HH: You want to see Born From Pain not only as a member of the hardcore scene, but also in the metal scene. Ar you planning to change your style? I hope not.

Dom: We are a hardcore band, there's no doubt about that. Lately though, a lot of people also from the metal scene gave us a lot of credit, especially for the live show, since it's hard and no artsy fartsy bullshit. They compared us to death metal bands for example. Well, we have a lot of metal influences in our music anyway, so I guess it's not far from the truth anyway. But you don't have to worry, as much as we wanna progress in a way, heavy and grooy hardcore will always be a foundation of our sound, of course added with a good portion of hard-hitting metal. Anything else people wouldn't buy from a band like us anyway.
HH: I want to ask your about some headwords. Please tell me the first thoughts, that are in your mind. And please be honest J

Dom: USA - nice country to visit, I wouldn't wanna live there though. Then again, San Francisco is probably the most beautiful city I've seen so far.

Dom: Metalcore - Some good, some bad. Integrity is still the most original and best metalcore band up to date.

Dom: Embarrasing Moments - With Full Force 2006: didn't use a wireless, ran to the other side of the stage and by that unplugged my guitar cable. Shit happens...

Dom: The Netherlands - same here, nice country to visit, but wouldn't wanna live there. Since I'm the only German in Born From Pain, this answer is problably not representative for the whole band though :-)

Dom: Best Movie - too many to mention. Omen, Lord Of The Rings, The Silence Of The Lambs, Doc Snyder - Texas, lots of Disney stuff, lots of Horror. Can't specify that one sorry!

HH: Where do you see Born From Pain in five years?

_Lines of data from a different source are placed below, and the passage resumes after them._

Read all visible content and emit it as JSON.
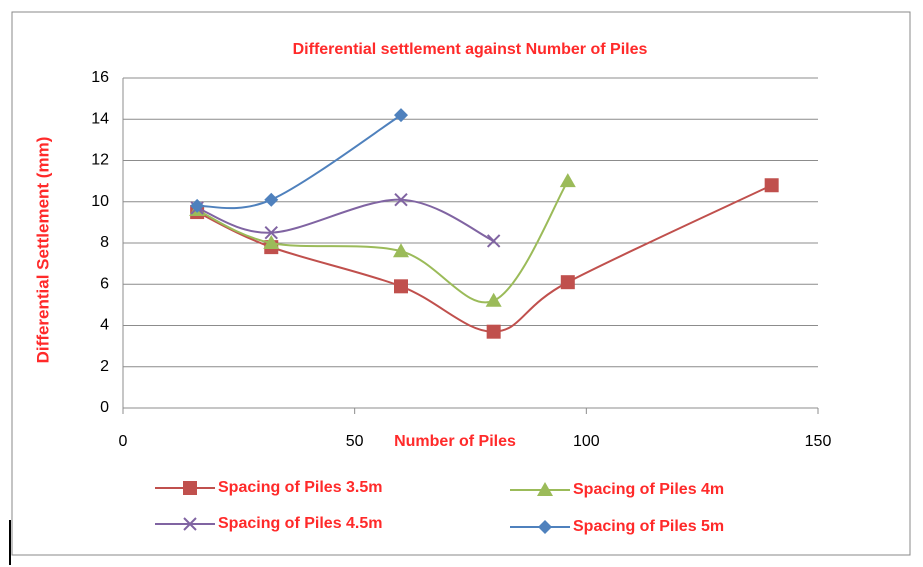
{
  "chart_data": {
    "type": "line",
    "smooth": true,
    "title": "Differential settlement against Number of Piles",
    "x_label": "Number of Piles",
    "y_label": "Differential Settlement (mm)",
    "xlim": [
      0,
      150
    ],
    "xticks": [
      0,
      50,
      100,
      150
    ],
    "ylim": [
      0,
      16
    ],
    "yticks": [
      0,
      2,
      4,
      6,
      8,
      10,
      12,
      14,
      16
    ],
    "grid": true,
    "series": [
      {
        "name": "Spacing of Piles 3.5m",
        "color": "#c0504d",
        "marker": "square",
        "x": [
          16,
          32,
          60,
          80,
          96,
          140
        ],
        "values": [
          9.5,
          7.8,
          5.9,
          3.7,
          6.1,
          10.8
        ]
      },
      {
        "name": "Spacing of Piles 4m",
        "color": "#9bbb59",
        "marker": "triangle",
        "x": [
          16,
          32,
          60,
          80,
          96
        ],
        "values": [
          9.6,
          8.0,
          7.6,
          5.2,
          11.0
        ]
      },
      {
        "name": "Spacing of Piles 4.5m",
        "color": "#8064a2",
        "marker": "x",
        "x": [
          16,
          32,
          60,
          80
        ],
        "values": [
          9.7,
          8.5,
          10.1,
          8.1
        ]
      },
      {
        "name": "Spacing of Piles 5m",
        "color": "#4f81bd",
        "marker": "diamond",
        "x": [
          16,
          32,
          60
        ],
        "values": [
          9.8,
          10.1,
          14.2
        ]
      }
    ]
  }
}
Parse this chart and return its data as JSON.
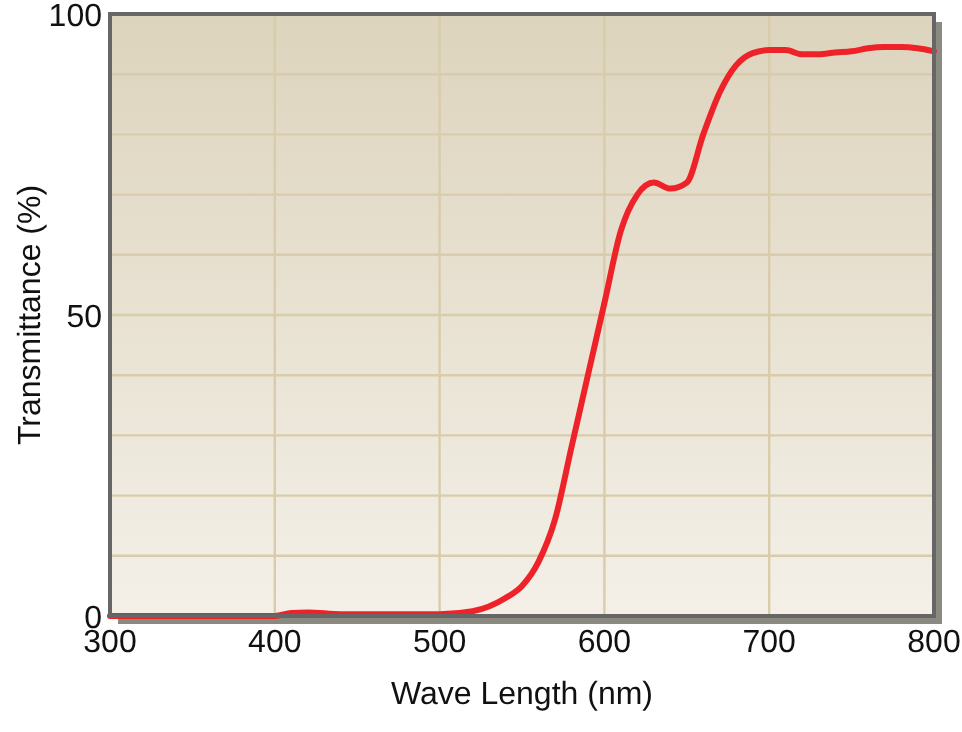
{
  "chart_data": {
    "type": "line",
    "xlabel": "Wave Length (nm)",
    "ylabel": "Transmittance (%)",
    "xlim": [
      300,
      800
    ],
    "ylim": [
      0,
      100
    ],
    "xticks": [
      300,
      400,
      500,
      600,
      700,
      800
    ],
    "yticks": [
      0,
      {
        "value": 10,
        "label": null
      },
      {
        "value": 20,
        "label": null
      },
      {
        "value": 30,
        "label": null
      },
      {
        "value": 40,
        "label": null
      },
      50,
      {
        "value": 60,
        "label": null
      },
      {
        "value": 70,
        "label": null
      },
      {
        "value": 80,
        "label": null
      },
      {
        "value": 90,
        "label": null
      },
      100
    ],
    "grid": true,
    "marker": "none",
    "line_style": "solid",
    "series": [
      {
        "color": "#ee2229",
        "x": [
          300,
          350,
          400,
          410,
          420,
          440,
          470,
          500,
          520,
          540,
          550,
          560,
          570,
          580,
          590,
          600,
          610,
          620,
          630,
          640,
          650,
          660,
          670,
          680,
          690,
          700,
          710,
          720,
          730,
          740,
          750,
          760,
          770,
          780,
          790,
          800
        ],
        "values": [
          0,
          0,
          0,
          0.5,
          0.6,
          0.3,
          0.3,
          0.3,
          0.8,
          3,
          5,
          9,
          16,
          28,
          40,
          52,
          64,
          70,
          72,
          71,
          72,
          80,
          87,
          91.5,
          93.5,
          94,
          94,
          93.3,
          93.3,
          93.6,
          93.8,
          94.3,
          94.5,
          94.5,
          94.3,
          93.8
        ]
      }
    ]
  }
}
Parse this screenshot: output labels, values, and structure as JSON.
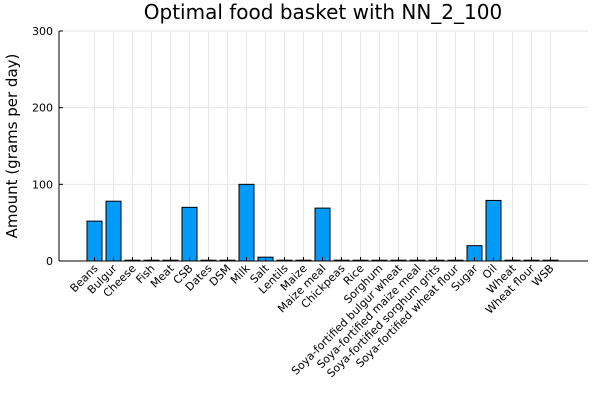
{
  "chart_data": {
    "type": "bar",
    "title": "Optimal food basket with NN_2_100",
    "xlabel": "",
    "ylabel": "Amount (grams per day)",
    "ylim": [
      0,
      300
    ],
    "yticks": [
      0,
      100,
      200,
      300
    ],
    "grid": true,
    "legend": "none",
    "bar_color": "#009af9",
    "categories": [
      "Beans",
      "Bulgur",
      "Cheese",
      "Fish",
      "Meat",
      "CSB",
      "Dates",
      "DSM",
      "Milk",
      "Salt",
      "Lentils",
      "Maize",
      "Maize meal",
      "Chickpeas",
      "Rice",
      "Sorghum",
      "Soya-fortified bulgur wheat",
      "Soya-fortified maize meal",
      "Soya-fortified sorghum grits",
      "Soya-fortified wheat flour",
      "Sugar",
      "Oil",
      "Wheat",
      "Wheat flour",
      "WSB"
    ],
    "values": [
      52,
      78,
      0,
      0,
      0,
      70,
      0,
      0,
      100,
      5,
      0,
      0,
      69,
      0,
      0,
      0,
      0,
      0,
      0,
      0,
      20,
      79,
      0,
      0,
      0
    ]
  }
}
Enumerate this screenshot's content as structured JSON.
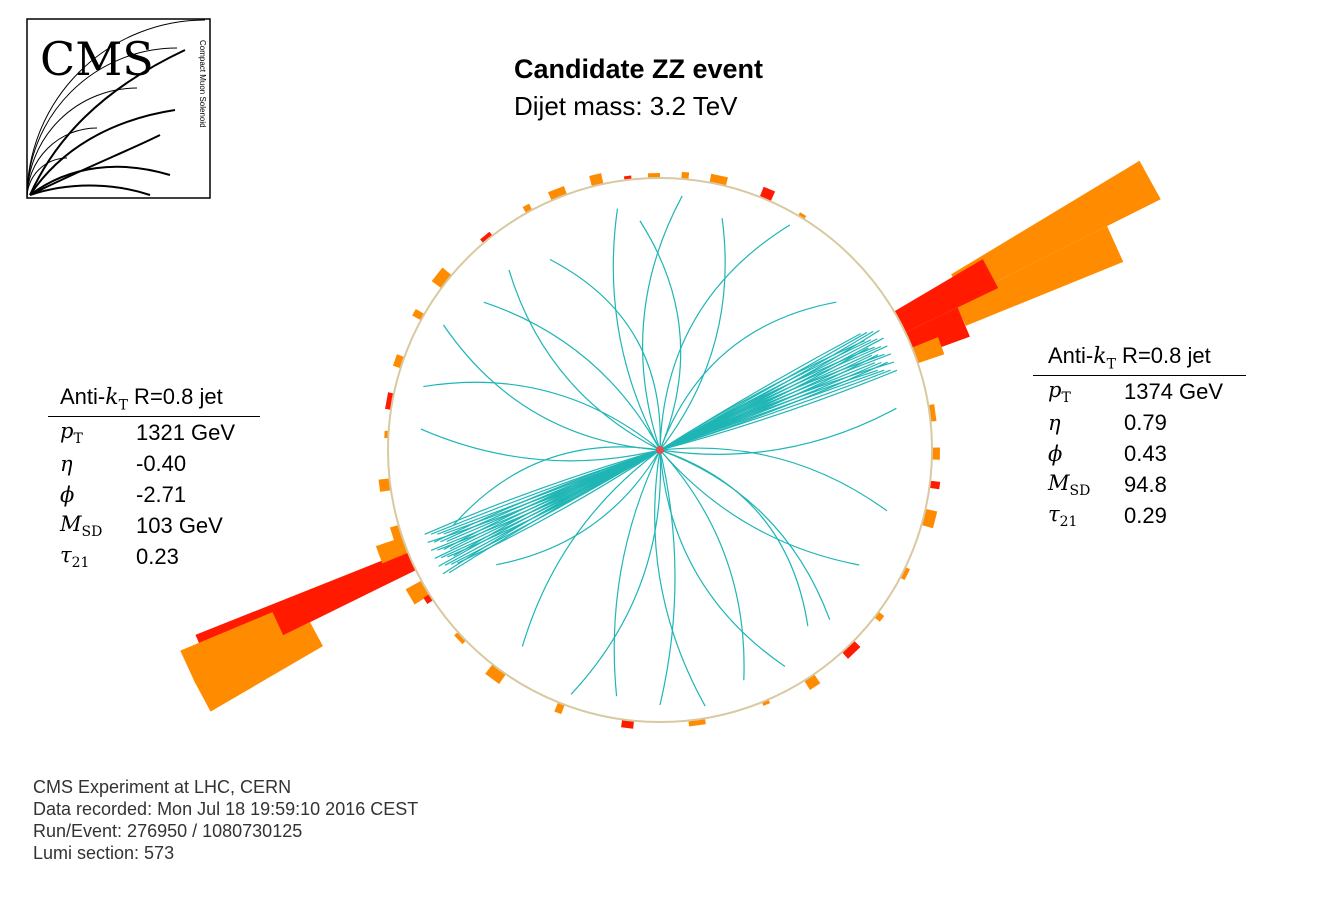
{
  "event": {
    "title": "Candidate ZZ event",
    "subtitle": "Dijet mass: 3.2 TeV"
  },
  "logo": {
    "text": "CMS",
    "tagline": "Compact Muon Solenoid"
  },
  "jets": {
    "left": {
      "header_prefix": "Anti-",
      "header_k": "k",
      "header_k_sub": "T",
      "header_suffix": " R=0.8 jet",
      "pt_symbol": "p",
      "pt_sub": "T",
      "pt_value": "1321 GeV",
      "eta_symbol": "η",
      "eta_value": "-0.40",
      "phi_symbol": "ϕ",
      "phi_value": "-2.71",
      "msd_symbol": "M",
      "msd_sub": "SD",
      "msd_value": "103 GeV",
      "tau_symbol": "τ",
      "tau_sub": "21",
      "tau_value": "0.23"
    },
    "right": {
      "header_prefix": "Anti-",
      "header_k": "k",
      "header_k_sub": "T",
      "header_suffix": " R=0.8 jet",
      "pt_symbol": "p",
      "pt_sub": "T",
      "pt_value": "1374 GeV",
      "eta_symbol": "η",
      "eta_value": "0.79",
      "phi_symbol": "ϕ",
      "phi_value": "0.43",
      "msd_symbol": "M",
      "msd_sub": "SD",
      "msd_value": "94.8",
      "tau_symbol": "τ",
      "tau_sub": "21",
      "tau_value": "0.29"
    }
  },
  "info": {
    "experiment": "CMS Experiment at LHC, CERN",
    "recorded": "Data recorded: Mon Jul 18 19:59:10 2016 CEST",
    "run_event": "Run/Event: 276950 / 1080730125",
    "lumi": "Lumi section: 573"
  },
  "colors": {
    "track": "#1fb5b5",
    "ecal": "#ff1a00",
    "hcal": "#ff8c00",
    "detector_ring": "#d8c9a0",
    "vertex": "#e05050"
  },
  "display": {
    "jet_left_phi_deg": -155.3,
    "jet_right_phi_deg": 24.6,
    "jet_left_tracks": 22,
    "jet_right_tracks": 24,
    "other_tracks": 26
  }
}
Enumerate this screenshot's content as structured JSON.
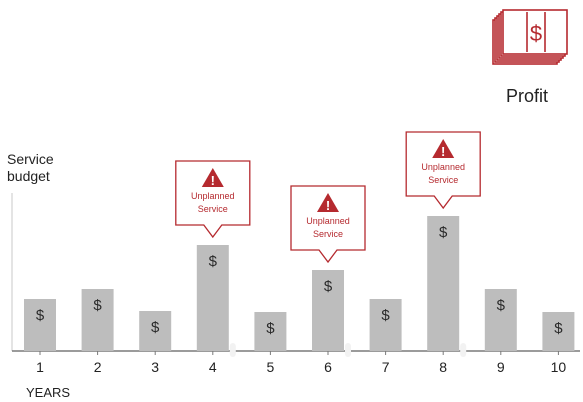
{
  "chart_data": {
    "type": "bar",
    "categories": [
      "1",
      "2",
      "3",
      "4",
      "5",
      "6",
      "7",
      "8",
      "9",
      "10"
    ],
    "values": [
      52,
      62,
      40,
      106,
      39,
      81,
      52,
      135,
      62,
      39
    ],
    "ylabel": "Service\nbudget",
    "xlabel": "YEARS",
    "bar_symbol": "$",
    "bar_color": "#bdbdbd",
    "callouts": [
      {
        "category": "4",
        "icon": "warning-icon",
        "text": "Unplanned\nService"
      },
      {
        "category": "6",
        "icon": "warning-icon",
        "text": "Unplanned\nService"
      },
      {
        "category": "8",
        "icon": "warning-icon",
        "text": "Unplanned\nService"
      }
    ],
    "callout_color": "#b52a2f",
    "profit": {
      "label": "Profit",
      "icon": "money-stack-icon",
      "symbol": "$"
    }
  }
}
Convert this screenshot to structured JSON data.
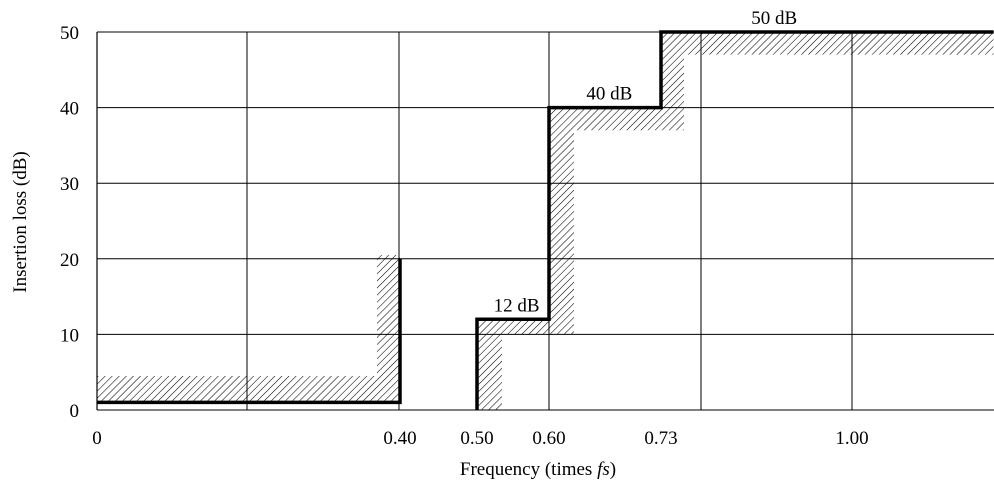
{
  "chart_data": {
    "type": "line",
    "title": "",
    "xlabel": "Frequency (times ",
    "xlabel_italic": "fs",
    "xlabel_suffix": ")",
    "ylabel": "Insertion loss (dB)",
    "ylim": [
      0,
      50
    ],
    "grid": true,
    "x_ticks": [
      {
        "label": "0",
        "value": 0
      },
      {
        "label": "0.40",
        "value": 0.4
      },
      {
        "label": "0.50",
        "value": 0.5
      },
      {
        "label": "0.60",
        "value": 0.6
      },
      {
        "label": "0.73",
        "value": 0.73
      },
      {
        "label": "1.00",
        "value": 1.0
      }
    ],
    "y_ticks": [
      0,
      10,
      20,
      30,
      40,
      50
    ],
    "series": [
      {
        "segments": [
          [
            [
              0,
              1
            ],
            [
              0.4,
              1
            ],
            [
              0.4,
              20
            ]
          ],
          [
            [
              0.5,
              0
            ],
            [
              0.5,
              12
            ],
            [
              0.6,
              12
            ],
            [
              0.6,
              40
            ],
            [
              0.73,
              40
            ],
            [
              0.73,
              50
            ],
            [
              1.2,
              50
            ]
          ]
        ]
      }
    ],
    "annotations": [
      {
        "text": "12 dB",
        "x": 0.555,
        "y": 12
      },
      {
        "text": "40 dB",
        "x": 0.67,
        "y": 40
      },
      {
        "text": "50 dB",
        "x": 0.89,
        "y": 50
      }
    ]
  }
}
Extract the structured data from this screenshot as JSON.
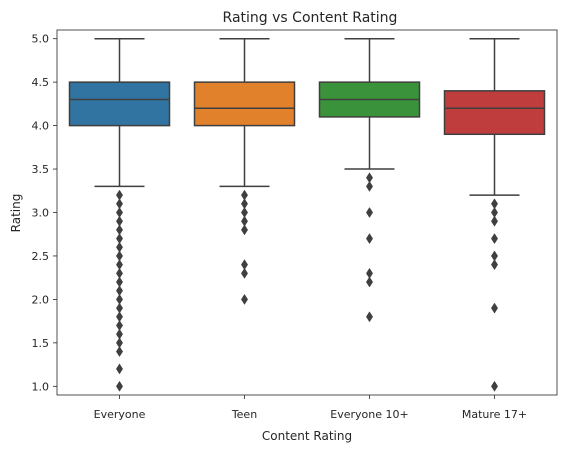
{
  "chart_data": {
    "type": "box",
    "title": "Rating vs Content Rating",
    "xlabel": "Content Rating",
    "ylabel": "Rating",
    "ylim": [
      0.9,
      5.1
    ],
    "yticks": [
      "1.0",
      "1.5",
      "2.0",
      "2.5",
      "3.0",
      "3.5",
      "4.0",
      "4.5",
      "5.0"
    ],
    "grid": false,
    "categories": [
      "Everyone",
      "Teen",
      "Everyone 10+",
      "Mature 17+"
    ],
    "colors": [
      "#3274a1",
      "#e1812c",
      "#3a923a",
      "#c03d3e"
    ],
    "boxes": [
      {
        "category": "Everyone",
        "whisker_low": 3.3,
        "q1": 4.0,
        "median": 4.3,
        "q3": 4.5,
        "whisker_high": 5.0,
        "outliers": [
          3.2,
          3.1,
          3.0,
          2.9,
          2.8,
          2.7,
          2.6,
          2.5,
          2.4,
          2.3,
          2.2,
          2.1,
          2.0,
          1.9,
          1.8,
          1.7,
          1.6,
          1.5,
          1.4,
          1.2,
          1.0
        ]
      },
      {
        "category": "Teen",
        "whisker_low": 3.3,
        "q1": 4.0,
        "median": 4.2,
        "q3": 4.5,
        "whisker_high": 5.0,
        "outliers": [
          3.2,
          3.1,
          3.0,
          2.9,
          2.8,
          2.4,
          2.3,
          2.0
        ]
      },
      {
        "category": "Everyone 10+",
        "whisker_low": 3.5,
        "q1": 4.1,
        "median": 4.3,
        "q3": 4.5,
        "whisker_high": 5.0,
        "outliers": [
          3.4,
          3.3,
          3.0,
          2.7,
          2.3,
          2.2,
          1.8
        ]
      },
      {
        "category": "Mature 17+",
        "whisker_low": 3.2,
        "q1": 3.9,
        "median": 4.2,
        "q3": 4.4,
        "whisker_high": 5.0,
        "outliers": [
          3.1,
          3.0,
          2.9,
          2.7,
          2.5,
          2.4,
          1.9,
          1.0
        ]
      }
    ]
  }
}
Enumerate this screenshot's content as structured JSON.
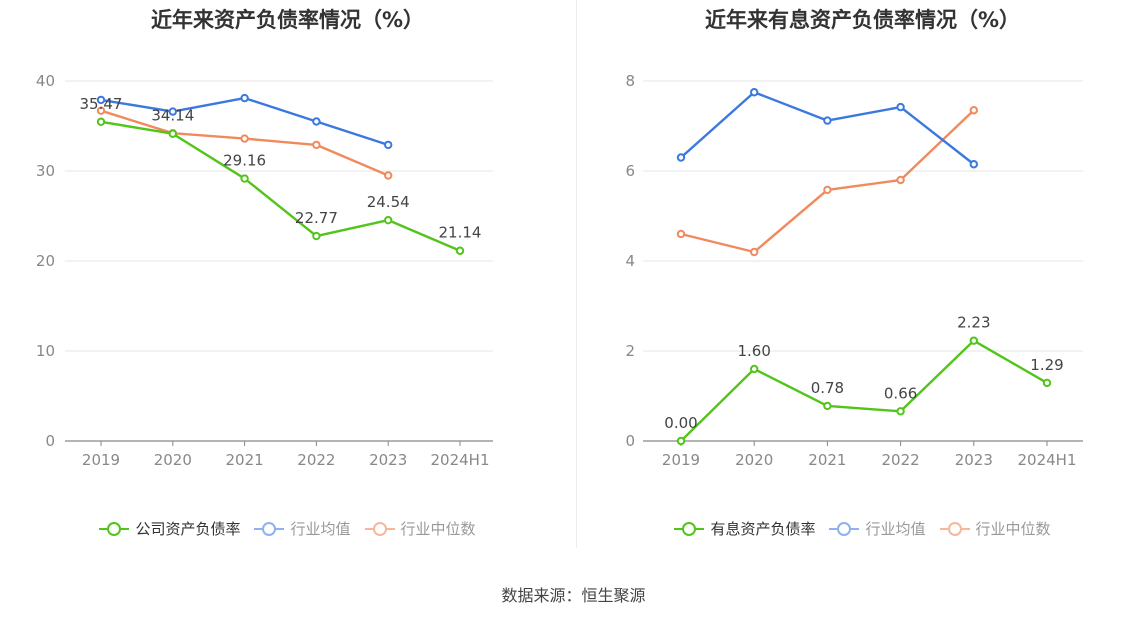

Dom: That's a tough question. I don't really know, but hopefully we're still doing the band by then, have toured the world several times, have put out one or two more great records and maybe have played one show with Metallica. We're still growing as a band and we attract more and more people, so hopefully that's gonna continue.

HH: Please try to describe your music on War as a woman. How would she look like?

Dom: Hmm, if I compare our opening track "Relentless" with her face she'd be goddamn ugly! Actually, I don't think the music on "WAR" should be used to describe a woman... probably any woman in the world is more beautiful than our music hahaha...

HH: Thank you for answering these questions, the famous last words are up to you.

Dom: Thank you very much for this interesting interview and keep up the great work! Anyone who likes Born From Pain should check out www.bornfrompain.com or www.myspace.com/bornfrompain for the latest news and tour updates. And check out our new CD "WAR" if you're into very ugly women! Cheers!